Das LSG hat in seinem Urteil vom 30. September 2009 auf keinen derartigen Beschluss Bezug genommen. Der vorliegenden Akte
des LSG ist ein derartiger Beschluss nicht zu entnehmen. Ein solcher Beschluss müsste jedoch Gegenstand der Akte sein, weil
er nach §
153 Abs
1, §
142 Abs
1, §
134 SGG zu unterschreiben, damit schriftlich abgefasst werden muss sowie an die Geschäftsstelle zu übergeben ist. Zudem müsste der
Beschluss den Beteiligten bekannt sein, weil Beschlüsse, die nicht aufgrund mündlicher Verhandlung ergehen, ihnen zuzustellen
sind (§
153 Abs
1, §
133 SGG). Der Kläger hat jedoch mitgeteilt, dass ihm ein derartiger Beschluss nicht bekannt ist, und in der Akte des LSG sind auch
keine Zustellnachweise zu finden.
Dieser Verfahrensmangel ist nicht dadurch geheilt, dass der Entscheidung des LSG eine mündliche Verhandlung vorausgegangen
ist, in der der Kläger anwaltlich vertreten war und die Besetzung des LSG erkennen konnte. Zwar gelten die Vorschriften der
Zivilprozessordnung (
ZPO) über die Rüge von Verfahrensmängeln der Berufungsinstanz im Revisionsverfahren und die Heilung von Verfahrensmängel (§§
556,
295 ZPO) nach §
202 SGG im sozialgerichtlichen Verfahren entsprechend (BSG SozR 1500 §
160a Nr 61 mwN).

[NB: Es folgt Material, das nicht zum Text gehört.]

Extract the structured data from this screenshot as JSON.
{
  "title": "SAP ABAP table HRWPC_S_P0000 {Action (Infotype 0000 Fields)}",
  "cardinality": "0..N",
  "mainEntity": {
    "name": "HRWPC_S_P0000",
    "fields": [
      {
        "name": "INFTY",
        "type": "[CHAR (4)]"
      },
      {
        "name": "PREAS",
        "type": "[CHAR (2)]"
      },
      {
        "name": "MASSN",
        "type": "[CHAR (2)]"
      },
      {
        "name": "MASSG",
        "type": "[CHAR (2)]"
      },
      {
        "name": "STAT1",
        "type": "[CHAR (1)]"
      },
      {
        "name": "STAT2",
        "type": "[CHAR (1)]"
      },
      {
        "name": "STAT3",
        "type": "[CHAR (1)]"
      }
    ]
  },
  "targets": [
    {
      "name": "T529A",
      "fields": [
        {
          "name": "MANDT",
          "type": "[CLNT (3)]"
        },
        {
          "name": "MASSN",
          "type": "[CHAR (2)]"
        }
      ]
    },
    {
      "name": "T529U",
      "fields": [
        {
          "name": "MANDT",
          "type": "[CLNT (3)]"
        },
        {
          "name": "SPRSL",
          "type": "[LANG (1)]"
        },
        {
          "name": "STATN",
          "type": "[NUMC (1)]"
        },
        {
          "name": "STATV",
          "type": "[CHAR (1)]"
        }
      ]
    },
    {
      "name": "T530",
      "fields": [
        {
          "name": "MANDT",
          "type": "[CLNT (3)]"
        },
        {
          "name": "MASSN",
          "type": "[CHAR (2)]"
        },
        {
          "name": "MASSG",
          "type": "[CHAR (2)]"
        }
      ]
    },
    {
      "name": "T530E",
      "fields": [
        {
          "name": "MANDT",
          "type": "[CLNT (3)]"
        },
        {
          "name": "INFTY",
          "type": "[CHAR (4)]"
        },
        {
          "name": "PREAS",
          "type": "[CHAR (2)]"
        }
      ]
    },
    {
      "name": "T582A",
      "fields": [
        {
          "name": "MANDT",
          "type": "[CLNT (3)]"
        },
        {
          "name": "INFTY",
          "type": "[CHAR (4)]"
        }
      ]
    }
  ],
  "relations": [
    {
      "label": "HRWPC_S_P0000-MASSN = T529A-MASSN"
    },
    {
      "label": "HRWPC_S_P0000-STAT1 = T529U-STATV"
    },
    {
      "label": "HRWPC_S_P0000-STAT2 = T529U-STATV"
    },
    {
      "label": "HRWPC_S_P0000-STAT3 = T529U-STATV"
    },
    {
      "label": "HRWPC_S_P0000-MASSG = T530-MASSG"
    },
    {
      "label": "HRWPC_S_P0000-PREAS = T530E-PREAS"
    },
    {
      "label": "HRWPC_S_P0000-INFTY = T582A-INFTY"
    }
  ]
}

Eine Heilung ist jedoch dann ausgeschlossen, wenn Vorschriften verletzt sind, auf deren Befolgung ein Beteiligter
nicht wirksam verzichten kann (§
295 Abs
2 ZPO). Zu diesen Vorschriften gehören die von Amts wegen zu beachtenden Grundlagen des Prozessrechts, wie die Prozessvoraussetzungen
und die ordnungsgemäße Besetzung des Gerichts aufgrund des Verfassungsgebots des Art
101 Abs
1 Satz 2
GG (vgl nur Greger in Zöller,
ZPO, §
295 RdNr
4; Baumbach/Lauterbach/Albers/Hartmann,
ZPO, §
295 RdNr 16, 25, 29; jeweils mwN). Gegen die ordnungsgemäße Besetzung des Gerichts wurde vorliegend verstoßen.
Der Senat hat von der durch §
160a Abs
5 SGG eröffneten Möglichkeit Gebrauch gemacht, das angefochtene Urteil wegen des festgestellten Verfahrensfehlers aufzuheben und
die Sache zur erneuten Verhandlung und Entscheidung an das LSG zurückzuverweisen, weil ein nicht heilbarer Verfahrensmangel
vorliegt.
Das LSG wird im wiedereröffneten Berufungsverfahren auch über die Kosten des Beschwerdeverfahrens zu entscheiden haben.